Letnan Kolonel Polisi(Pur.) Mangil Martowidjojo merupakan eks Komandan Detasemen Kawal Pribadi dari Resimen Cakrabirawa. Kala kejadian penculikan serta pembunuhan tujuh jenderal revolusi, yang dikenal dengan Gerakan 30 September 1965, Mangil tengah bertugas mengawal Presiden Soekarno. Dalam Majalah Tempo edisi 6 Oktober 1984, berjudul Kisah-kisah Oktober 1965, Mangil membuka lagi ingatannya akan hari berdarah itu.
Pada 30 September 1965 malam, kata
Mangil, Presiden Soekarno atau Bung Karno beragenda memberikan sambutan
pertemuan Persatuan Insinyur Indonesia, di Senayan. Biasanya, di acara
serupa banyak pejabat yang datang serta duduk pada bangku penting atau
very important person (VIP). Tapi tidak begitu dengan Kamis malam itu.
Tidak sedikit kursi VIP melompong. ”Bapak (Soekarno) kelihatan agak
kecewa melihat itu,” kata Mangil.
Sekitar pukul 23.00,
Bung Karno kembali ke Istana Merdeka. Dia mengganti baju kepresidenan
dengan kemeja lengan pendek putih, celana abu, tanpa kopiah. Tak lama
waktu yang ia perlukan. Hanya 20 menit, kemudian Bung Karno keluar
Istana. Menggunakan mobil Chrysler hitam, berplat B 4747, Bung Karno
melaju ke Hotel Indonesia. Di sana ia menjemput istrinya, Ratna Sari
Dewi Soekarno.
»Bapak tetap di mobil. Ajudannya, Suparto
yang menjemput menjemput Ibu Dewi,” kata Mangil. Dari Hotel Indonesia,
mobil berjalan ke Wisma Yaso, kini Museum Satria Mandala di Jalan Gatot
Subroto, Jakarta Selatan.
Hari berganti. Pada 1 Oktober
1965, sekitar pukul 05.15, Mangil menerima telepon dari satu anggota
Detasemen Kawal Pribadi yang bertugas di Wisma Yaso. Laporan si petugas,
»Hubungan telepon keluar Istana diputus Telkom atas perintah militer.”

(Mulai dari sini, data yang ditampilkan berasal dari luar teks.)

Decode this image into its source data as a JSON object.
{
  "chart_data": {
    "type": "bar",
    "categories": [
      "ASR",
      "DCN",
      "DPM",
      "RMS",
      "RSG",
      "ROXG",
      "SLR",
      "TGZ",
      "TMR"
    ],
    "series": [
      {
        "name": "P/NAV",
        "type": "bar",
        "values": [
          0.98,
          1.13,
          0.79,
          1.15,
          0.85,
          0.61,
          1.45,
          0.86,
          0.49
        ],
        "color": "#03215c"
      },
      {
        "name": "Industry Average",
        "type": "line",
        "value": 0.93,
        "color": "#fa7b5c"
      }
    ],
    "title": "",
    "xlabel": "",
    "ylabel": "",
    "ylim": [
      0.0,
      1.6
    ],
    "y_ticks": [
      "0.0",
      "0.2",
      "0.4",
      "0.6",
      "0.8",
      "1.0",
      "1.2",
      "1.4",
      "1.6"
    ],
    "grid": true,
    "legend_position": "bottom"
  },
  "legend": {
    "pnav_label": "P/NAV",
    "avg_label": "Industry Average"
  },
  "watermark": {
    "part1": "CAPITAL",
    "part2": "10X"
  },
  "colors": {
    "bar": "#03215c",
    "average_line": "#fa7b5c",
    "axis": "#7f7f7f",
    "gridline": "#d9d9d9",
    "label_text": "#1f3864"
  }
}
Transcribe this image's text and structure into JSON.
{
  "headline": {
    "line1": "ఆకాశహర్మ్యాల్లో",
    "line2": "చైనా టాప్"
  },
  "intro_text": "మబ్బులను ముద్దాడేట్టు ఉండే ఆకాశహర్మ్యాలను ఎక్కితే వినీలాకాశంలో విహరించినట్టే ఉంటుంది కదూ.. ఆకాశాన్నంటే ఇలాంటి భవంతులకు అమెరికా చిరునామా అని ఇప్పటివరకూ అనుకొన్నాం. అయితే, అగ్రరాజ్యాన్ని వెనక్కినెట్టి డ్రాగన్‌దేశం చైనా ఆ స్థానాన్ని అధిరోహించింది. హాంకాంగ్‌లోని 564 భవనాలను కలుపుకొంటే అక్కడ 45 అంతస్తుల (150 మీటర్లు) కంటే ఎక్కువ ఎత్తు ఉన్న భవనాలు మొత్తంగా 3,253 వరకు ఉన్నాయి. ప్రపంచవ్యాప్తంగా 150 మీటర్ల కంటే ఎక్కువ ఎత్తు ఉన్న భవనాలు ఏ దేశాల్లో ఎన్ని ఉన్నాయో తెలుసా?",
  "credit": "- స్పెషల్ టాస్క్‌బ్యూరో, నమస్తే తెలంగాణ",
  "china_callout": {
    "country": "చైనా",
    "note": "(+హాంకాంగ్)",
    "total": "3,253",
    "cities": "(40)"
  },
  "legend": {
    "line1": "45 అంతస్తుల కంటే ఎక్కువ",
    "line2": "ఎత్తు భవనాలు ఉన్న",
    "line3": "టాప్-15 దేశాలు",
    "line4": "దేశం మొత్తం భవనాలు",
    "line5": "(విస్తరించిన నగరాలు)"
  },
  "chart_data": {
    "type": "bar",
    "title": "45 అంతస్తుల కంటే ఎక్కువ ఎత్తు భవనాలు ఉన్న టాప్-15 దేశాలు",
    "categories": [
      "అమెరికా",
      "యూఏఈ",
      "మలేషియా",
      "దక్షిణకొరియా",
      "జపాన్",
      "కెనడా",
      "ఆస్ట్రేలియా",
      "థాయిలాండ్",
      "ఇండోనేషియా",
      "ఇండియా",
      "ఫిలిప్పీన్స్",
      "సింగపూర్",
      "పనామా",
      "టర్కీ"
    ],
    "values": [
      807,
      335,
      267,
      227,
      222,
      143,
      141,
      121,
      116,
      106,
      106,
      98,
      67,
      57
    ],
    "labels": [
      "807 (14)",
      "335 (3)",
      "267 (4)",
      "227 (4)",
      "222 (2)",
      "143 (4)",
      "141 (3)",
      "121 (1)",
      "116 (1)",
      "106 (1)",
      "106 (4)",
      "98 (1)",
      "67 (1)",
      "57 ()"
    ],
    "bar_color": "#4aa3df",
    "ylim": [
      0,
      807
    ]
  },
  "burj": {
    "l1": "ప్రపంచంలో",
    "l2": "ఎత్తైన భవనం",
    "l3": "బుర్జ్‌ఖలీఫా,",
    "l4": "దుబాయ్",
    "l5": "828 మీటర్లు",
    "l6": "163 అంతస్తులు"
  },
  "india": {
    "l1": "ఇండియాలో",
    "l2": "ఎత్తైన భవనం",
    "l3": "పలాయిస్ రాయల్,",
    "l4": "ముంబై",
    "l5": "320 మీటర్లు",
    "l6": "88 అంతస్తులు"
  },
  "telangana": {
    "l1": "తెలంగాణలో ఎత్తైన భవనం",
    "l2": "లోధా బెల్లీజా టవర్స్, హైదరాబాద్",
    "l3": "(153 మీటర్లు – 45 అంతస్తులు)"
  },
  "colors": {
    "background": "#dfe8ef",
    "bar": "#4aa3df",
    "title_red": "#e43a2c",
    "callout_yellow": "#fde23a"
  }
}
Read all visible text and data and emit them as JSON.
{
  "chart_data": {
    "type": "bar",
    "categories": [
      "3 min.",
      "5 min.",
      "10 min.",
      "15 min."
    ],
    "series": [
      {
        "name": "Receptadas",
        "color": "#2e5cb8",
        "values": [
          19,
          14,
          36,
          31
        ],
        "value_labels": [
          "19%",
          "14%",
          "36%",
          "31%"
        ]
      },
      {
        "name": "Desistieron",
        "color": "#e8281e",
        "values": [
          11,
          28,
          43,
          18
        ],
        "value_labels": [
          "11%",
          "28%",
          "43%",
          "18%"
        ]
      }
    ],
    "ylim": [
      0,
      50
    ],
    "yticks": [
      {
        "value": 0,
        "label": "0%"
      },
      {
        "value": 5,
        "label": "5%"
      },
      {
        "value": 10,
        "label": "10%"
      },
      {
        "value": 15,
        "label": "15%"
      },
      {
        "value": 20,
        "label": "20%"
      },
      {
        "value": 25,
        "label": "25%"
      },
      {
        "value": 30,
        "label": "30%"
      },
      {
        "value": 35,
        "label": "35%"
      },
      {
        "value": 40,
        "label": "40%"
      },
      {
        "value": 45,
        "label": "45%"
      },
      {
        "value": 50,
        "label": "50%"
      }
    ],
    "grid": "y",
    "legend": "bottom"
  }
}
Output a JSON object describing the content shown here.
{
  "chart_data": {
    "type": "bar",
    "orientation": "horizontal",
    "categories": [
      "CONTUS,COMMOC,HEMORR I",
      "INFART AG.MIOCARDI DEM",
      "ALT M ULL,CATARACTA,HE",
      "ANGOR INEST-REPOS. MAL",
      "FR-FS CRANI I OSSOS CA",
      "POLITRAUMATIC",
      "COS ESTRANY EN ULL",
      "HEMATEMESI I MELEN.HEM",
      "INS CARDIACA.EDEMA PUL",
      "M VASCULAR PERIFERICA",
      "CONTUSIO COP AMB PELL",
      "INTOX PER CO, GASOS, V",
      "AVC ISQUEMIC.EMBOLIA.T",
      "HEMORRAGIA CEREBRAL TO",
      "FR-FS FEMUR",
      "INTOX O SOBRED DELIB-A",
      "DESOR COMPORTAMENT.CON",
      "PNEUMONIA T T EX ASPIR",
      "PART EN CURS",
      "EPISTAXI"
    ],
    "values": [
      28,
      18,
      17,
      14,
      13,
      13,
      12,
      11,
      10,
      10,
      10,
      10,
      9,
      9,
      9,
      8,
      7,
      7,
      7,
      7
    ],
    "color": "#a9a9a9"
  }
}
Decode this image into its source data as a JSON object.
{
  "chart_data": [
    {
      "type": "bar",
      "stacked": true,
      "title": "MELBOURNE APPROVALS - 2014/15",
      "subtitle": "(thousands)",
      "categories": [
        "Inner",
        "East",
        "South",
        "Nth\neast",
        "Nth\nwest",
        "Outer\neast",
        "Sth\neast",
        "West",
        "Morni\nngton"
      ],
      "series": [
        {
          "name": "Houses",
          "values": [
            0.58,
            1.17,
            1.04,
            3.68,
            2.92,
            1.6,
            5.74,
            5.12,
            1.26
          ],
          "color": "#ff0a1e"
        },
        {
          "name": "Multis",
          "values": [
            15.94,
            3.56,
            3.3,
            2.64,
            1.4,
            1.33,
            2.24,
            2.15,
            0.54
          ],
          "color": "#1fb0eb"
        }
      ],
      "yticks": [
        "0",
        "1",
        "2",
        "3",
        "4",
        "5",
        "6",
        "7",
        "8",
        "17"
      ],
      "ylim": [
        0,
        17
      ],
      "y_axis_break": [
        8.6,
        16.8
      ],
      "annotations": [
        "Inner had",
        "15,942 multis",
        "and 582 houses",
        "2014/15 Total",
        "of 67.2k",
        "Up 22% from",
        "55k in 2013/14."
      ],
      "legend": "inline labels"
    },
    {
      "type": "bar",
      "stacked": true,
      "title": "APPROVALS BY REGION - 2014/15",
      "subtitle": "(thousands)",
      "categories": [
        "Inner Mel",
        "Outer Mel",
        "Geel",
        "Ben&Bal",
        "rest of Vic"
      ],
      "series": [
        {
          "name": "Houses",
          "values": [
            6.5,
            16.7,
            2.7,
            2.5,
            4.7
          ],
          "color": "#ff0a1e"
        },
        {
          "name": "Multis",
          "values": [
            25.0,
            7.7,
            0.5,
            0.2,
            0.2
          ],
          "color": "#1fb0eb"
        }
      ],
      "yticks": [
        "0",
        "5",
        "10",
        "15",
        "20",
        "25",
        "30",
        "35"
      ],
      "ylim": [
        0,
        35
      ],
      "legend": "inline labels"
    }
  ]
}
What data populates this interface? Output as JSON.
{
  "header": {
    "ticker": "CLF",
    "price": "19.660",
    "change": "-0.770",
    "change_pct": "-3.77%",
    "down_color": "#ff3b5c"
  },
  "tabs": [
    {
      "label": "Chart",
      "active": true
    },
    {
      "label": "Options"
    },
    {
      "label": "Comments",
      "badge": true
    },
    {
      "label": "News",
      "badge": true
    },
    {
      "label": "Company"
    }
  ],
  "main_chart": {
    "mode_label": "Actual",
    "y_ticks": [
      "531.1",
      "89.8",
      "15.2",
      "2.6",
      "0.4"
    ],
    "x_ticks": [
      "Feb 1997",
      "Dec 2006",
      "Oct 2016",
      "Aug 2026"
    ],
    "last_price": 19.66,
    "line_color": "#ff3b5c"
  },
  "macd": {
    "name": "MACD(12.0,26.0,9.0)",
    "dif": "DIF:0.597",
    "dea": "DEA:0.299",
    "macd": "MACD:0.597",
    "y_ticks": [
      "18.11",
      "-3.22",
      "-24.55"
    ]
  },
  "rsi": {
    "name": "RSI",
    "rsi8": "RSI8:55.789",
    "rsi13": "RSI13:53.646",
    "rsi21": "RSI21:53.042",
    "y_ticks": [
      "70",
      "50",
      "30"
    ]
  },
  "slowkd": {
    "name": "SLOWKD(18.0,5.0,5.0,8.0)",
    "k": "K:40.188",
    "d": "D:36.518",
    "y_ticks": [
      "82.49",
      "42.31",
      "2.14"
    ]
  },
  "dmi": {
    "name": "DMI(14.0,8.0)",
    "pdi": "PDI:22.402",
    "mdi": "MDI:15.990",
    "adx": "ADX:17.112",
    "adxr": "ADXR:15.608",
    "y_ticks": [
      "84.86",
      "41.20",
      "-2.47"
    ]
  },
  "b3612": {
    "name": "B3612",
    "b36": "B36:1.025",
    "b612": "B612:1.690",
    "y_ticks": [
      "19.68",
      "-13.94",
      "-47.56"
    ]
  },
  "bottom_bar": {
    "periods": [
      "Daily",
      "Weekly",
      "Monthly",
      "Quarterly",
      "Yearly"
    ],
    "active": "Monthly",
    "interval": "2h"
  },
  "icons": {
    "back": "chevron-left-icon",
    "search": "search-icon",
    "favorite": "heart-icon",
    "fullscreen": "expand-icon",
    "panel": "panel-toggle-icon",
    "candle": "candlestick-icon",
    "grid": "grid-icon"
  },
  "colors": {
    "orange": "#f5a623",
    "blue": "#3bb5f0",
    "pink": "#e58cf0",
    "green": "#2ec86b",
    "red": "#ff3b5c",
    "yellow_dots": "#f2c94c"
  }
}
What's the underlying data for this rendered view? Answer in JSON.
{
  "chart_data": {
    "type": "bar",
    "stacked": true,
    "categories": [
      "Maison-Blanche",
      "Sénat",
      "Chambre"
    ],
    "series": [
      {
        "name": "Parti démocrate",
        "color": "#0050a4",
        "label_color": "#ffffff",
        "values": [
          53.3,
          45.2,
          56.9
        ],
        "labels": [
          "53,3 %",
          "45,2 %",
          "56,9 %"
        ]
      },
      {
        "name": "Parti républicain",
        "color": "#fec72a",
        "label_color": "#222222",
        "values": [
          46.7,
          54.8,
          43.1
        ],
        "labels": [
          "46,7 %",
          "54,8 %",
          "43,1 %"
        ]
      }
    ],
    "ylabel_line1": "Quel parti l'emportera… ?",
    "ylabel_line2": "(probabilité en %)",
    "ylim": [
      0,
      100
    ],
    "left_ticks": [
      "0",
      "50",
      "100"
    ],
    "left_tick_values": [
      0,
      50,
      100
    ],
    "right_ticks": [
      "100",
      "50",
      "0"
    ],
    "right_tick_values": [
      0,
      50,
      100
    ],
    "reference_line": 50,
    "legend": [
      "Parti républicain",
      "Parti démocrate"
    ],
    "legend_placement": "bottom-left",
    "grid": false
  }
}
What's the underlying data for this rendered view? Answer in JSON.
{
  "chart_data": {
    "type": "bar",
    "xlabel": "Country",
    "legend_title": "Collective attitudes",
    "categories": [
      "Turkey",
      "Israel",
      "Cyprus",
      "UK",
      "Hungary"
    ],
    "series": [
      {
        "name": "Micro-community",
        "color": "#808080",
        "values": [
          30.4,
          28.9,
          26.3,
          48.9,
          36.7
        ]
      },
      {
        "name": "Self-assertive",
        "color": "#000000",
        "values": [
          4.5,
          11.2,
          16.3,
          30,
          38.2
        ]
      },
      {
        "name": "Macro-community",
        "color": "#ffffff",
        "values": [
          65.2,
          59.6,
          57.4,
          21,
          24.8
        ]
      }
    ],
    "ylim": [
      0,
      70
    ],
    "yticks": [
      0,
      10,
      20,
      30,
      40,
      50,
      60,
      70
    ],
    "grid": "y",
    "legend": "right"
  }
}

Mendapat kabar itu, Mangil bergegas pergi ke Wisma Yaso. Dalam waktu
setengah jam ia sudah tiba di sana. Dan sekira jam 06.00, Mangil
mendapat berita rumah Jenderal Abdul Haris Nasution dan Leimena
ditembaki. 30 menit berlalu, Bung Karno keluar dari kamar. Ia masih
mengenakan baju lengan pendek dan tanpa kopiah. »Bapak rupanya sudah
dilapori soal penembakan itu,” ujar Mangil.
Kepada
Mangil, Bung Karno meminta detail peristiwanya. Tapi yang ditanya tidak
bisa menjawab. Pernyataan itu membuat Soekarno berang. Kemudian dia
meminta saran apa yang harus dilakukannya. "Menurut kamu sebaiknya
bagaimana?" kata Mangil menirukan pertanyaan Bung Karno. Mangil memberi
saran Soekarno tetap tinggal di Wisma Yaso, »Atau pindah ke Istana."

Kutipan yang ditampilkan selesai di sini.